To begin, let’s start by looking at what the word ‘brand’ means. It is a term that gets used very broadly to encapsulate a number of things.
When you ask one person what they think it means, they may say ‘advertising’, whereas someone else may suggest ‘social media. In truth, it incorporates all these things as your brand represents anything that signifies the quality of your products/services and what they stand for.
With there being so many different aspects to a brand, it can be a struggle to maintain a consistent strong brand message, which is key to the successful branding that gets your business in front of the right people.
How do you make your brand powerful?
Know your target customer
If you’re not sure precisely who that is, start by use your data and consider which people benefit from your business the most. What do they all have in common? Identify who brings your business the most value.
Once you have done this, create personas based on the profile of these people. Your personas should contain details of demographic, psychographic and behavioural attributes. The more detailed you can create these, the clearer the reference you will have for creating content to appeal to these individuals. These personas will help to create the foundations of a powerful brand.
Know your position and purpose in the market
Having a clear understand of this is a vital spot in building a strong brand, as it it allows you to differentiate where you fit amongst your competitors in your category.

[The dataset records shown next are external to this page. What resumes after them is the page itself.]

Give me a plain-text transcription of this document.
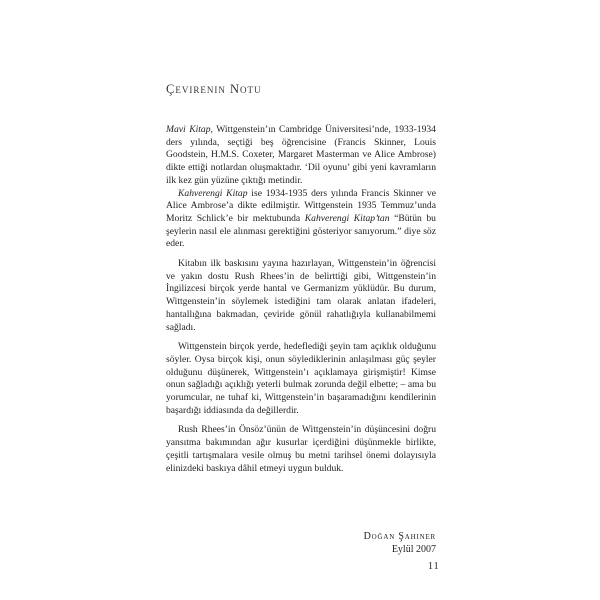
Çevirenin Notu

Mavi Kitap, Wittgenstein’ın Cambridge Üniversitesi’nde, 1933-1934 ders yılında, seçtiği beş öğrencisine (Francis Skinner, Louis Goodstein, H.M.S. Coxeter, Margaret Masterman ve Alice Ambrose) dikte ettiği notlardan oluşmaktadır. ‘Dil oyunu’ gibi yeni kavramların ilk kez gün yüzüne çıktığı metindir.

Kahverengi Kitap ise 1934-1935 ders yılında Francis Skinner ve Alice Ambrose’a dikte edilmiştir. Wittgenstein 1935 Temmuz’unda Moritz Schlick’e bir mektubunda Kahverengi Kitap’tan “Bütün bu şeylerin nasıl ele alınması gerektiğini gösteriyor sanıyorum.” diye söz eder.

Kitabın ilk baskısını yayına hazırlayan, Wittgenstein’in öğrencisi ve yakın dostu Rush Rhees’in de belirttiği gibi, Wittgenstein’in İngilizcesi birçok yerde hantal ve Germanizm yüklüdür. Bu durum, Wittgenstein’in söylemek istediğini tam olarak anlatan ifadeleri, hantallığına bakmadan, çeviride gönül rahatlığıyla kullanabilmemi sağladı.

Wittgenstein birçok yerde, hedeflediği şeyin tam açıklık olduğunu söyler. Oysa birçok kişi, onun söylediklerinin anlaşılması güç şeyler olduğunu düşünerek, Wittgenstein’ı açıklamaya girişmiştir! Kimse onun sağladığı açıklığı yeterli bulmak zorunda değil elbette; – ama bu yorumcular, ne tuhaf ki, Wittgenstein’in başaramadığını kendilerinin başardığı iddiasında da değillerdir.

Rush Rhees’in Önsöz’ünün de Wittgenstein’in düşüncesini doğru yansıtma bakımından ağır kusurlar içerdiğini düşünmekle birlikte, çeşitli tartışmalara vesile olmuş bu metni tarihsel önemi dolayısıyla elinizdeki baskıya dâhil etmeyi uygun bulduk.

Doğan Şahiner
Eylül 2007
11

If you’re unsure, a great place to start with this is to speak to your customers and conduct some research. You could get together a small focus group, or if your customers aren’t local, set-up phone calls. I would recommend calls over anything else as speaking to one individual at a time often results in a more indepth, precise and helpful outcome than when someone is speaking alongside a group. Phone calls are also a more time efficient process.
Download a template here which contains ideas for questions to ask your customers.
Getting an insight from your customer’s perspective allows you to see whether their perception of the brand matches the vision of the business.
Another important part of your research should be looking at your competitors and where you fit alongside them. What additional strengths do you have that your competitors don’t provide?
After conducting your customer and competitor research, it’s time to create a positioning statement. This shows you, your teams and your partners the essence of your brand position and provides a helpful reference in focusing your message. A good framework for this statement is the one below by used by brand strategist Lindsay Pedersen.
To [your target customer], [your brand’s name] is the one [your frame of reference or category] that [brand promise] brings [reason to believe], so that [your target customer] can [end reward].
Create or refine the character to your brand
Once you have done your research and defined your mission, it’s to refine your brand character. This helps customers bond with your brand and provide a source of differentiation between you and your competitors.
The first place to begin is by looking at which archetype describes your brand best. Psychiatrist and psychoanalyst Carl Jung, came up with the 12 archetypes (the outer ring).
Image source: Conor Neill
If you’re not sure immediately which your brand resonates with, go back to your customer research and look at any themes that may have appeared. Looking at your competitors and what archetypes they embody also helps to ensure you aren’t mirroring theirs. Once you have defined between two and three that resonate with your business, you can use these to help create content and ensure it is communicated in the same style and tone of voice.
Have a strong why
A strong ‘why’ makes it clear to your audience the values and beliefs of your business. When building a strong brand, it’s important to communicate a strong ‘why’ as this drives the purpose of your business and further emphasise your brand’s personality.